Interpret results: BrowseComp reports accuracy as a percentage—higher scores indicate better browsing competence. Notably, even top models like o3 achieve only ~49% on BrowseComp, underscoring its difficulty.

Note: As of July 2025, the simple-evals repo is no longer actively updated with new models or benchmarks, but BrowseComp remains available as a stable, reference-quality implementation.

Limitations and Considerations

BrowseComp is powerful but purposefully narrow:

❌ Does not test long-form response generation
❌ Does not simulate ambiguous or multi-intent user queries
❌ Does not model full user behavior (e.g., scrolling fatigue, visual layout understanding)

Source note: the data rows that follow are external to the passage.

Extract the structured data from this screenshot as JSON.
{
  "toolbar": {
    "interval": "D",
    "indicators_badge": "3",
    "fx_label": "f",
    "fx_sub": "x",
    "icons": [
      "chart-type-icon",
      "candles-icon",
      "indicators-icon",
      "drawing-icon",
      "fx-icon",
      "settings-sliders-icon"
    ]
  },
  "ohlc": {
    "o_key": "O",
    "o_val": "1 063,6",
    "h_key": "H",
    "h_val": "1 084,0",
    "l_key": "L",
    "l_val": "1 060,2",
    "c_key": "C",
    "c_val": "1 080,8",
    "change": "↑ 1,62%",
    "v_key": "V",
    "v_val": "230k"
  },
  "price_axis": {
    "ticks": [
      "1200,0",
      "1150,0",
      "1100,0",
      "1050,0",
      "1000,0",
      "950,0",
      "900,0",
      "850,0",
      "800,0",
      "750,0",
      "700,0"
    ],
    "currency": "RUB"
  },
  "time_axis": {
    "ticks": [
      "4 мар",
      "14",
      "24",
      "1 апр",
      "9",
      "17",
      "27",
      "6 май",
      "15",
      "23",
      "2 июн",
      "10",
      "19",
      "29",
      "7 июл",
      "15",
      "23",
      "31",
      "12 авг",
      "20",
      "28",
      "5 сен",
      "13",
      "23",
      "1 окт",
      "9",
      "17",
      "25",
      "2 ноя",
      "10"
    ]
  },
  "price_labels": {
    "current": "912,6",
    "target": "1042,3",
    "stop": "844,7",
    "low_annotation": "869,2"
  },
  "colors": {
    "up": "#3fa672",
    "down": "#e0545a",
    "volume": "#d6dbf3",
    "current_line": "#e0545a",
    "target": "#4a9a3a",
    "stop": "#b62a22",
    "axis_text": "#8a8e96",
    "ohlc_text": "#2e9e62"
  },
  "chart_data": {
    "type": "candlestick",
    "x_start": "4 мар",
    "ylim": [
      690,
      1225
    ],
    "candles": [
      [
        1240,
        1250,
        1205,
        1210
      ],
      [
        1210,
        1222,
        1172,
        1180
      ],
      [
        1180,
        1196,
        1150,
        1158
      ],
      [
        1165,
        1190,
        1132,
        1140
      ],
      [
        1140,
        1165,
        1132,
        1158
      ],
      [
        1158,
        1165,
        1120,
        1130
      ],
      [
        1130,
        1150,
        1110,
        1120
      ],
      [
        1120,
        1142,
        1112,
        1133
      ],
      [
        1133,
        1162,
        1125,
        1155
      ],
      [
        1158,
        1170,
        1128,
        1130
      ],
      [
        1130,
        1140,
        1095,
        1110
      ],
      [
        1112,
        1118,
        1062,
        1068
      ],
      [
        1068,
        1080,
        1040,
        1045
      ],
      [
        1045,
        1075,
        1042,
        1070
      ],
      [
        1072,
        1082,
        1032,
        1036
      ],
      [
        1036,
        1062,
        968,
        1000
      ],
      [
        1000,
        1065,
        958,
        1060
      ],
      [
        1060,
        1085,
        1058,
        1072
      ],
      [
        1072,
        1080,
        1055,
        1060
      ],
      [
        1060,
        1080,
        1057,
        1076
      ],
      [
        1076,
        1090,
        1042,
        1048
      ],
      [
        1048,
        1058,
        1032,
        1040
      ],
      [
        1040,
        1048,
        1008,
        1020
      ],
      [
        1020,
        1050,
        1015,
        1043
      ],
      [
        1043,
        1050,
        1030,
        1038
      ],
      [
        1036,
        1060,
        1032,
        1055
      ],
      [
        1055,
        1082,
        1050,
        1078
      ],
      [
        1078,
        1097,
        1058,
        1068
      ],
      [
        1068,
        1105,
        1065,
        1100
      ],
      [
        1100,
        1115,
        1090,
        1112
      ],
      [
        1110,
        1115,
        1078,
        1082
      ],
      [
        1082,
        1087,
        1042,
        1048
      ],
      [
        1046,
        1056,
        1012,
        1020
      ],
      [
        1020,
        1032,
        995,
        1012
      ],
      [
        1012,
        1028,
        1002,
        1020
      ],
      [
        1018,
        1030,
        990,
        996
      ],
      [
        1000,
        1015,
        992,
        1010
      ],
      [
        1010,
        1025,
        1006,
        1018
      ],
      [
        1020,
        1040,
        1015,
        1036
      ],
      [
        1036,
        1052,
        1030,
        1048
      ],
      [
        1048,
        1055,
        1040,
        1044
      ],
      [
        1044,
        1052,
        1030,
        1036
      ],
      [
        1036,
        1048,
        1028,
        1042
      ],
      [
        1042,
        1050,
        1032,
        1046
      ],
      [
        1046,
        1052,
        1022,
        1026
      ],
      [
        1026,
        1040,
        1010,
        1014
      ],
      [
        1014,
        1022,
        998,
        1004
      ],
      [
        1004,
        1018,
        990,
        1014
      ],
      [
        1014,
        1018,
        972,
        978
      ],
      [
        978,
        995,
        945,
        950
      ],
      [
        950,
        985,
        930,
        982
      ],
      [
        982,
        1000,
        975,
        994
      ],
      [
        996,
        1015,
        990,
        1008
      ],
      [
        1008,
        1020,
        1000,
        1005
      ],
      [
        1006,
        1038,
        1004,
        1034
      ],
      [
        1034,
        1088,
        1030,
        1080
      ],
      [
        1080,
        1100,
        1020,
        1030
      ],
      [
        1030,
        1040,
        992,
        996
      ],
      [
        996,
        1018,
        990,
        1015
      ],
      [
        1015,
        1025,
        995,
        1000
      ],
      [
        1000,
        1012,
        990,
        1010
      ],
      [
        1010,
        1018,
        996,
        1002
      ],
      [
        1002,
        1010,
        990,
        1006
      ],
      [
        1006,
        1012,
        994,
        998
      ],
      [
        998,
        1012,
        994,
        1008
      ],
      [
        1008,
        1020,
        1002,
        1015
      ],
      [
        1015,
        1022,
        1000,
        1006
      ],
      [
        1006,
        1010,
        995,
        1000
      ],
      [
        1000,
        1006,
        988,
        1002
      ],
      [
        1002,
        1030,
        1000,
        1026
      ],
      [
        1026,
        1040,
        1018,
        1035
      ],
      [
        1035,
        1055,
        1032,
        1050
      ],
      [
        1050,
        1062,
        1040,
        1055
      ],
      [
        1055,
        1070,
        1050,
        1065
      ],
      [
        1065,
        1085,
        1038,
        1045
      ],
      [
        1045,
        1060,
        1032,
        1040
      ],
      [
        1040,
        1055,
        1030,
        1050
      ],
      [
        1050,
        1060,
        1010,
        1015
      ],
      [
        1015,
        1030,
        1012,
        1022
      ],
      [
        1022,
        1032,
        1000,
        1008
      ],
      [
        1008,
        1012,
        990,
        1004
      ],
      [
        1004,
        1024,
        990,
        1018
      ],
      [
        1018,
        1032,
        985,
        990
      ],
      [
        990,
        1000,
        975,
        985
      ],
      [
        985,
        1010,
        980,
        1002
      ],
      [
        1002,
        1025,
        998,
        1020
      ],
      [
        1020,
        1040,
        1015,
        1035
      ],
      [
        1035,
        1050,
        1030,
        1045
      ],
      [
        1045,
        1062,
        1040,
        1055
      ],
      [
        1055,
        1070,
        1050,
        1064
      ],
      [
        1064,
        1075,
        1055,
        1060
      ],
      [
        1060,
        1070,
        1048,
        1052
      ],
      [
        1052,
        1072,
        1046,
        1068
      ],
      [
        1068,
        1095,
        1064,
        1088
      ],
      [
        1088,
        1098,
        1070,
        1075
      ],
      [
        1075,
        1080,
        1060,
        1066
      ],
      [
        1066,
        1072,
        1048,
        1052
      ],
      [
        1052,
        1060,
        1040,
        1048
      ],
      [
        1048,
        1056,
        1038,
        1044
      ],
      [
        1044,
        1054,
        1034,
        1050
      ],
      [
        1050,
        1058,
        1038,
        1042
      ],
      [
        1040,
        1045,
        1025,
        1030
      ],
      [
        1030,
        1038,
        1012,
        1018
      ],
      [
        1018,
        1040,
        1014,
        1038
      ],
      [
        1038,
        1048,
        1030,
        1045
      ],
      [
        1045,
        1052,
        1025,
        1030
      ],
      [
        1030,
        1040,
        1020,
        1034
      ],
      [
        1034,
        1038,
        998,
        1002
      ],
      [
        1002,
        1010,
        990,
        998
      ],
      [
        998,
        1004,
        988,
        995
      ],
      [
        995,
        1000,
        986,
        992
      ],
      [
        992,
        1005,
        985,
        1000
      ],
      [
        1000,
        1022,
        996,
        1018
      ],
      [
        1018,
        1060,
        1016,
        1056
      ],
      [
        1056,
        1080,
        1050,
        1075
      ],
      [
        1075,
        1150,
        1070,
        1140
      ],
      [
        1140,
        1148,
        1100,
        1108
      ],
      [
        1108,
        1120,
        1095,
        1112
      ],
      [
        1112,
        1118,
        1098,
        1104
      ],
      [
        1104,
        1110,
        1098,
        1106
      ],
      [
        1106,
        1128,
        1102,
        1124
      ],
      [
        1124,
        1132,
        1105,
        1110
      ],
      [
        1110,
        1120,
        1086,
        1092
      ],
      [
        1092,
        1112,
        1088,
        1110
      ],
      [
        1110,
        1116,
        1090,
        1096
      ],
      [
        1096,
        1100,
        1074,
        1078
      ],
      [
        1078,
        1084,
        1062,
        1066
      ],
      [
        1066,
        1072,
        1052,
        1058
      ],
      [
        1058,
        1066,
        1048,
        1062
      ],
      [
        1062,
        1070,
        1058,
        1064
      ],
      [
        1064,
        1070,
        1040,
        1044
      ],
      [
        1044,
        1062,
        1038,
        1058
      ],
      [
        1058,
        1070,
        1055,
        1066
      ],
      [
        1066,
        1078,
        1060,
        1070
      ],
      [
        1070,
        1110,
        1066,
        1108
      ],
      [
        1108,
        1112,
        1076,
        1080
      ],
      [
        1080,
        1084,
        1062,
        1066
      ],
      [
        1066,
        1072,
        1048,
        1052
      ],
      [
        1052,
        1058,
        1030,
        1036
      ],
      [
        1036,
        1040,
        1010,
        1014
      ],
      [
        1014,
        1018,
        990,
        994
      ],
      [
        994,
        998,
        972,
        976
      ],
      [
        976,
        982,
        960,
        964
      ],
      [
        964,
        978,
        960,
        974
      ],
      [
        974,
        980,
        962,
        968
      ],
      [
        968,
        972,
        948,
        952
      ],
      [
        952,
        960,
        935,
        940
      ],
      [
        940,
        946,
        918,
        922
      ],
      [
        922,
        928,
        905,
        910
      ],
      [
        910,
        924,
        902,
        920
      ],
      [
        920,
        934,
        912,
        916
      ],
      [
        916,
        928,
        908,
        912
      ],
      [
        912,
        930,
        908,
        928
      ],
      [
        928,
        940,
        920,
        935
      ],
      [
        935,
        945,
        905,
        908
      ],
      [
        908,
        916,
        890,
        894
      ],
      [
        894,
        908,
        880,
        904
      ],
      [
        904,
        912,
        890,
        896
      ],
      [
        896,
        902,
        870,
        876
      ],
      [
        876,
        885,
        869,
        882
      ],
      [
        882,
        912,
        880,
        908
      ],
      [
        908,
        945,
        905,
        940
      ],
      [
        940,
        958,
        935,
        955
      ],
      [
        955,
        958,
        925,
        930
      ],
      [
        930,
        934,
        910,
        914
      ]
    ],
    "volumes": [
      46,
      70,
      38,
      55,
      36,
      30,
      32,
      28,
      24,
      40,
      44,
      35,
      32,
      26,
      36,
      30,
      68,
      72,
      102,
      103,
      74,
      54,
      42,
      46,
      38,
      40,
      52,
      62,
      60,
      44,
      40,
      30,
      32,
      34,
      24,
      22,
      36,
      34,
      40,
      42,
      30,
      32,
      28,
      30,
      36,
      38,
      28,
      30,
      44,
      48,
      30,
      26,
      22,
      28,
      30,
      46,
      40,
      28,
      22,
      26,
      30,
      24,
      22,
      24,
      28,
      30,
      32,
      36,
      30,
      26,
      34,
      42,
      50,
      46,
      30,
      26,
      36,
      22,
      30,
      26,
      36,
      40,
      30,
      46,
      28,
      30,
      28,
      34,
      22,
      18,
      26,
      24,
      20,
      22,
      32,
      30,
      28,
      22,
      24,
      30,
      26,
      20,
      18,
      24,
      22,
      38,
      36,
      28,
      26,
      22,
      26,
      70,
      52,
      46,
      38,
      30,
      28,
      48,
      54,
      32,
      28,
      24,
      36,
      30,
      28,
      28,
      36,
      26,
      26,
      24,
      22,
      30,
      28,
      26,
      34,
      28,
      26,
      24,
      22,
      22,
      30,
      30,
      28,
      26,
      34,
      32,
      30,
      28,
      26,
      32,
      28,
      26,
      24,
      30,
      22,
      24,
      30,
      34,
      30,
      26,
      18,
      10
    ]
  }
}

It also assumes access to a functional browser automation stack (e.g., Playwright or Puppeteer) behind the agent. If your use case involves rich multimodal browsing or conversational clarification, BrowseComp alone won’t suffice—but it’s an excellent first filter for core navigational skill.

Summary

BrowseComp fills a critical gap in AI evaluation: measuring whether an agent can actually find information on the open web. By combining simplicity (verifiable short answers) with difficulty (entangled, multi-hop facts), it offers a reproducible, focused benchmark for one of the hardest parts of building useful browsing agents.

For teams developing autonomous web agents, researching tool-use in LLMs, or selecting models for retrieval-augmented applications, BrowseComp provides actionable insights—without the noise of broader, less measurable tasks. While not a complete simulation of real-world browsing, it’s an essential yardstick for the persistence and creativity that true web navigation demands.